After all, haven't all school libraries already got a copy of each of the main religions' holy books? Even if they don't, I'm sure they have the Internet and can access, for free, umpteen different translations of the Bible.

Yes, the KJV is/was a very important book and it is rightfully regarded as a significant part of British history, but, for one thing, the 400th anniversary, the apparent inspiration for the distribution, is this year, 2011. Are the Bibles ready to go? Budget-approved? Waiting to be sent? How much will the distribution, alone, cost on top of the £10 per copy?!


Then there's the issue of the Bible itself. Any right-thinking person knows very little of it has any historical or factual basis. Many of the best stories, including most of the Jesus-myth, are, we'll be generous, borrowed from earlier religions. None of the headlining stories have any basis in history, archaeology, geography, science or fact. Why on earth is the Bible being donated to schools, remember just one copy per school, rather than, say something by Darwin or Dawkins?

One copy will, I predict, sit on a bookshelf in the Headteacher's office, gathering dust for most of the year. The only time a pupil is ever likely to see or use the special Bible is if they use it for readings at the Christmas carol service.

At a time when education is struggling, when schools are scrambling about for money surely there's more important things to spend the £375k on? Should the government, via the DfE, be giving free publicity for one of the biggest, wealthiest organisations in the country.... the Church?

I hope lots of schools simply return the copies to Gove. Or flog them on E-Bay and use the money for something useful, worthwhile and educational.

Mr. Gove, as Secretary of State for Education, your job is to facilitate education and guide and assist schools, keeping an eye on budgets and improving the learning if every child in the land. It is not to help the church manipulate and brainwash a new generation of "believers" and it is not to waste money on pointless baubles that have more to do with you trying to achieve immortality than worthwhile education.

Saturday, 12 November 2011

OPINION: Soldiers aren't heroes

Soldiers aren't heroes, they're victims:


*Victims of incompetent politicians who would rather use bombs instead of words and gain jingoistic favour by tugging on the heart strings of societies lowest common denominators.

*Victims of the immoral arms trade who turn massacres and maiming into profits for shareholders.

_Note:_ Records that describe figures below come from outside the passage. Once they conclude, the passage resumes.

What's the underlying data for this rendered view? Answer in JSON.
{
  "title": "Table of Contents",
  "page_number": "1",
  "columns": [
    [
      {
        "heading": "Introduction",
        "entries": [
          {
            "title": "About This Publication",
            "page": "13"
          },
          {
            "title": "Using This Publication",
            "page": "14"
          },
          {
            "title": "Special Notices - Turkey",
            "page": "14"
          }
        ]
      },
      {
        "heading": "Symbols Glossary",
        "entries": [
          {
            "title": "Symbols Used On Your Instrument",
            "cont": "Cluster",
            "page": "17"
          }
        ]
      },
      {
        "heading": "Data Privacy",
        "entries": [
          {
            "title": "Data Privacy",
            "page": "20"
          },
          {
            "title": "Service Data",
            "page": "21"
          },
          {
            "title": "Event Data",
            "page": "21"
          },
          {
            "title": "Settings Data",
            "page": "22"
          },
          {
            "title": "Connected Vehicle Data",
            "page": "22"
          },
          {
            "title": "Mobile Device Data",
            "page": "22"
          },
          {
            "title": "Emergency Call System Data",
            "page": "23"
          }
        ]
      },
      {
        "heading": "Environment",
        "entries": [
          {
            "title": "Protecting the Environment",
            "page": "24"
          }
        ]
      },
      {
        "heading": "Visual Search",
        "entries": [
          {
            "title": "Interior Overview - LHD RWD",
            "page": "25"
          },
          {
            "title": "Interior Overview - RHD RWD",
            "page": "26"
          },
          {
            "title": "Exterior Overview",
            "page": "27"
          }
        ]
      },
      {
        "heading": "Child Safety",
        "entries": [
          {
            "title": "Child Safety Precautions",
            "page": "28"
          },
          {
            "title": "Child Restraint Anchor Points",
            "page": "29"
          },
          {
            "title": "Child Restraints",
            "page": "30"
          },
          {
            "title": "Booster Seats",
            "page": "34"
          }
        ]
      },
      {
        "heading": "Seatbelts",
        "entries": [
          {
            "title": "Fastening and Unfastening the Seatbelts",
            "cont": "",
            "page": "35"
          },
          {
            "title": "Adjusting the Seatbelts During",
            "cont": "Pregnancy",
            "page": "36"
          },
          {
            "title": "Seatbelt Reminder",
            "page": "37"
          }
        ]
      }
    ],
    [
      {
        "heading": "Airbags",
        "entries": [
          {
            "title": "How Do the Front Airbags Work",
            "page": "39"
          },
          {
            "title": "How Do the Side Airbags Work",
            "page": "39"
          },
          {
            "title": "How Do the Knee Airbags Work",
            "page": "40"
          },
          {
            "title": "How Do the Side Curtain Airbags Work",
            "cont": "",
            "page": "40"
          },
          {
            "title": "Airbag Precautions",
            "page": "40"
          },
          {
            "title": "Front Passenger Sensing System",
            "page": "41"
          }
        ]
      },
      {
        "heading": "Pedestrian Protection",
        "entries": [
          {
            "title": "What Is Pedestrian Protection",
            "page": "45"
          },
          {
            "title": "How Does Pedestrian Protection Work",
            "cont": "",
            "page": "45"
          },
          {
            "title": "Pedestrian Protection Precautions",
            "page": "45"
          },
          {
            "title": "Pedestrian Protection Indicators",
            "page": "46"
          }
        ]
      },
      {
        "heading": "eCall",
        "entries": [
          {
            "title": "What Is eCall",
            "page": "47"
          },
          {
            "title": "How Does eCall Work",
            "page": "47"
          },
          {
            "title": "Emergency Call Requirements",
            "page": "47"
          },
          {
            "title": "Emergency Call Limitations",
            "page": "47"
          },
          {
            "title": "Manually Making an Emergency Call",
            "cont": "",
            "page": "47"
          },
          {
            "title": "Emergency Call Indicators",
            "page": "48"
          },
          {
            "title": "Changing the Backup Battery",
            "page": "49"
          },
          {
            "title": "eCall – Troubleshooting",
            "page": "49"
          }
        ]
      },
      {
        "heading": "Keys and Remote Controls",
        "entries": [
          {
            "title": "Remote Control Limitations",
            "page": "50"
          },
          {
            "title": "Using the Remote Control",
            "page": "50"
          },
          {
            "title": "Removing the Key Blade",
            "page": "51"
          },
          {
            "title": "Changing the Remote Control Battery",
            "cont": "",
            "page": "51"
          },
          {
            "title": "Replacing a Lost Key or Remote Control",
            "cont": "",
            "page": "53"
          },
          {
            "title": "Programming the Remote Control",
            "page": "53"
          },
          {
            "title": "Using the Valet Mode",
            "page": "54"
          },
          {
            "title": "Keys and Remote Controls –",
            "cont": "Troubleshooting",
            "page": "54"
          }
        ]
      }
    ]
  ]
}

*Victims of warmongering military leaders who use them, and, increasingly, the public as cannon fodder in their war games. 

*Victims of a failing education system that provides few options for the less able and allows them to be brainwashed by regular visits from Army recruitment who lie about a glorious career. 

There are no heroes in military uniform.

It's wrong to glorify their actions, their killing of civilians, their maiming of children. War cannot be justified. 

At remembrance, weep for the waste of life, the loss of possibility, the destruction of families but, please, remember these soldiers were trying to kill and maim; that's their job so that the politicians can get a jingoistic boost, so that arms manufacturers can make a profit, so that the military can justify their existence and so that the education system has a dustbin for its failures. 

There are no heroes in the military; just victims and aggressors.